Schmucke Kleinstadt: Blick auf den Schmöllner Markt. 

Was sind die Themen, die die Bürger bewegen?
In letzter Zeit geht es oft um Bundesthemen wie Energiewende, Heizungsgesetz oder Ukraine-Krieg. Gerade hier im Osten gibt es starke Kritik an den Waffenlieferungen und einen großen Wunsch, mit Russland besser auszukommen. Auch die Wirtschaftslage beschäftigt viele Menschen.

„In Krisenzeiten sind viele empfänglich für einfache Antworten“

Wie erklären Sie sich, dass die AfD die Sorgen so erfolgreich für sich nutzt?
Seit Corona sind wir fast nur noch im Krisenmodus. Erst die Pandemie, dann der Krieg Russlands gegen die Ukraine mit seinen Folgen für Inflation und Energiepreise. Davon sind die Leute so verunsichert und krisengebeutelt, dass manchmal die Vernunft aussetzt. Der AfD gelingt es, die emotionale Ebene anzusprechen. Das ist eine große Gefahr, denn gerade in Krisenzeiten sind viele empfänglich für einfache Antworten. Es ist ja nicht so, dass die AfD adäquate Lösungen für eine komplexe Welt anbieten würde. Teilweise ist es paradox: Die Partei wird von Leuten gewählt, deren Interessen sie überhaupt nicht vertritt. 

Warum schaffen andere nicht, was der AfD gelingt?
Die demokratischen Parteien denken die Lebenswirklichkeiten nicht ausreichend mit und erklären zu wenig. Oft orientieren sie sich zu sehr an großen Zielen und machen sich zu wenig Gedanken, wie sie dafür Akzeptanz schaffen können. Die Leute gehen uns von der Fahne, weil sie nicht mehr verstehen, wie eine Entscheidung zustande kommt oder umgesetzt werden soll. 

Heruntergekommene Häuser gibt es auch in Schmölln – sie bilden aber eher die Ausnahme. 

Was würden Sie den demokratischen Parteien raten?
Sie müssen aus der Perspektive der Wähler denken und besser kommunizieren. Das klingt banal, aber beim Heizungsgesetz haben wir gesehen, was alles schieflaufen kann. Das Ergebnis ist zwar ein tragbarer Kompromiss. Aber in den Monaten vor dem Beschluss ging die Kommunikation der Ampel wild durcheinander. Strategische Spielereien werden von den Wählerinnen und Wählern nicht honoriert. 

„Ohne Akzeptanz für unser politisches System wird es kritisch“

Wie dringen Sie mit Ihrer Kommunikation zu den Bürgern durch?
Ich weiß nicht, ob ich gut durchdringe. Das werde ich bei den nächsten Wahlen sehen. Im Amtsblatt berichte ich regelmäßig über zwei bis drei aktuelle Themen, die mir wichtig sind. Einmal im Quartal gibt es eine Bürgermeister-Sprechstunde bei Facebook. Meist ist mein Terminkalender auch gut gefüllt mit Vereinsterminen. Da gehe ich hin, um möglichst nah dran zu sein. 

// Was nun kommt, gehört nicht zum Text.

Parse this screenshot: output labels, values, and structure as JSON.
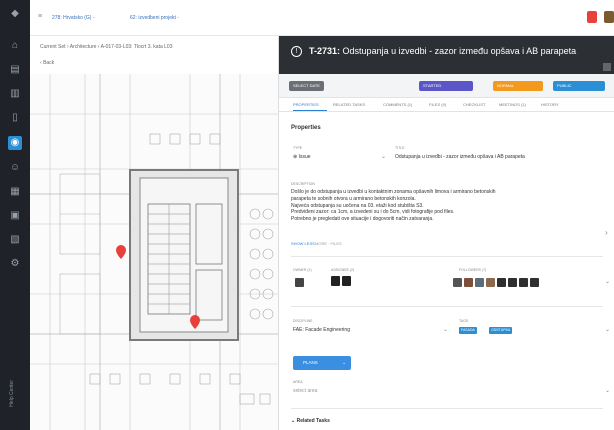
{
  "topbar": {
    "crumb1": "278: Hrvatsko (G) -",
    "crumb2": "62: izvedbeni projekt -"
  },
  "left": {
    "path": "Current Set › Architecture › A-017-03-L03: Tlocrt 3. kata L03",
    "back": "Back"
  },
  "rail": {
    "label": "Help Center"
  },
  "task": {
    "id": "T-2731:",
    "title": "Odstupanja u izvedbi - zazor između opšava i AB parapeta"
  },
  "toolbar": {
    "select": "SELECT DATE",
    "status": "STARTED",
    "priority": "NORMAL",
    "visibility": "PUBLIC"
  },
  "tabs": [
    "PROPERTIES",
    "RELATED TASKS",
    "COMMENTS (1)",
    "FILES (9)",
    "CHECKLIST",
    "MEETINGS (1)",
    "HISTORY"
  ],
  "properties": {
    "section": "Properties",
    "type_label": "TYPE",
    "type_value": "Issue",
    "title_label": "TITLE",
    "title_value": "Odstupanja u izvedbi - zazor između opšava i AB parapeta",
    "desc_label": "DESCRIPTION",
    "description": [
      "Došlo je do odstupanja u izvedbi u kontaktnim zonama opšavnih limova i armirano betonskih",
      "parapeta te sobnih otvora u armirano betonskih konzola.",
      "Najveća odstupanja su uočena na 03. etaži kod stubišta S3.",
      "Predviđeni zazor: ca 1cm, a izvedeni su i do 5cm, vidi fotografije pod files.",
      "Potrebno je pregledati ove situacije i dogovoriti način zatvaranja."
    ],
    "less": "SHOW LESS",
    "more": "MORE · FILES",
    "owner_label": "OWNER (1)",
    "assignee_label": "ASSIGNEE (2)",
    "followers_label": "FOLLOWERS (7)",
    "discipline_label": "DISCIPLINE",
    "discipline_value": "FAE: Facade Engineering",
    "tags_label": "TAGS",
    "tag1": "FASADA",
    "tag2": "ODSTUPKA",
    "plans_label": "PLANS",
    "area_label": "AREA",
    "area_value": "select area",
    "related": "Related Tasks"
  },
  "colors": {
    "accent": "#2b8fd6",
    "status": "#5b56c8",
    "priority": "#f39a1e",
    "header": "#2c2f33",
    "rail": "#1f2329",
    "pin": "#e8403a"
  }
}
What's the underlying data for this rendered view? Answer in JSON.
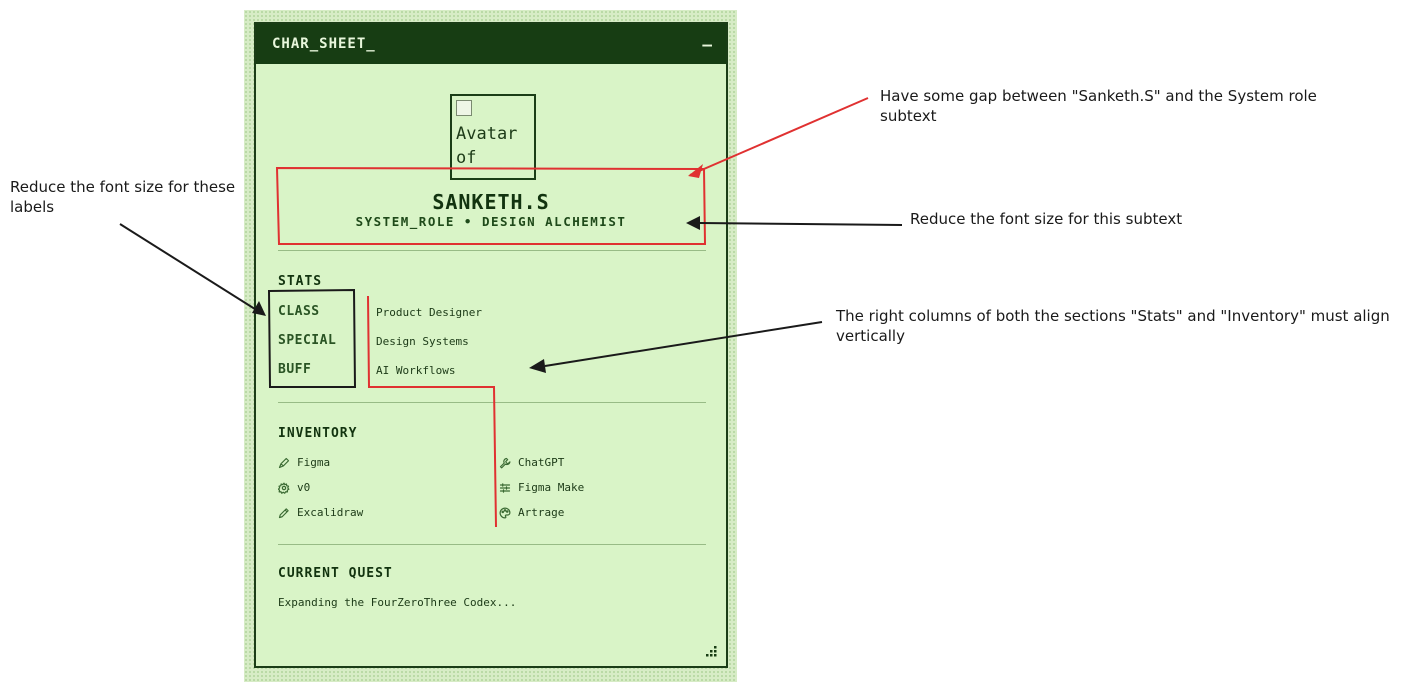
{
  "window": {
    "title": "CHAR_SHEET_",
    "minimize_label": "–"
  },
  "profile": {
    "avatar_alt_line1": "Avatar",
    "avatar_alt_line2": "of",
    "name": "SANKETH.S",
    "role": "SYSTEM_ROLE • DESIGN ALCHEMIST"
  },
  "stats": {
    "title": "STATS",
    "rows": [
      {
        "label": "CLASS",
        "value": "Product Designer"
      },
      {
        "label": "SPECIAL",
        "value": "Design Systems"
      },
      {
        "label": "BUFF",
        "value": "AI Workflows"
      }
    ]
  },
  "inventory": {
    "title": "INVENTORY",
    "items": [
      {
        "label": "Figma",
        "icon": "pen-icon"
      },
      {
        "label": "ChatGPT",
        "icon": "wrench-icon"
      },
      {
        "label": "v0",
        "icon": "gear-icon"
      },
      {
        "label": "Figma Make",
        "icon": "sliders-icon"
      },
      {
        "label": "Excalidraw",
        "icon": "pencil-icon"
      },
      {
        "label": "Artrage",
        "icon": "palette-icon"
      }
    ]
  },
  "quest": {
    "title": "CURRENT QUEST",
    "text": "Expanding the FourZeroThree Codex..."
  },
  "annotations": {
    "gap_note": "Have some gap between \"Sanketh.S\" and the System role subtext",
    "subtext_note": "Reduce the font size for this subtext",
    "labels_note": "Reduce the font size for these labels",
    "align_note": "The right columns of both the sections \"Stats\" and \"Inventory\" must align vertically"
  },
  "colors": {
    "header_bg": "#173d13",
    "card_bg": "#d9f4c7",
    "annotation_red": "#e03131",
    "annotation_black": "#1a1a1a"
  }
}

Was braucht es noch, um den Aufstieg der Rechtspopulisten zu stoppen?
Die Leute müssen besser verstehen, wie unser politisches System funktioniert. Welche wichtige Rolle zum Beispiel Parteien spielen. Das ist gerade im Osten noch nicht überall angekommen. Deshalb wäre es wichtig, die politische Bildung in der Schule noch mehr zu verankern. Ohne Akzeptanz für unser politisches System wird es kritisch.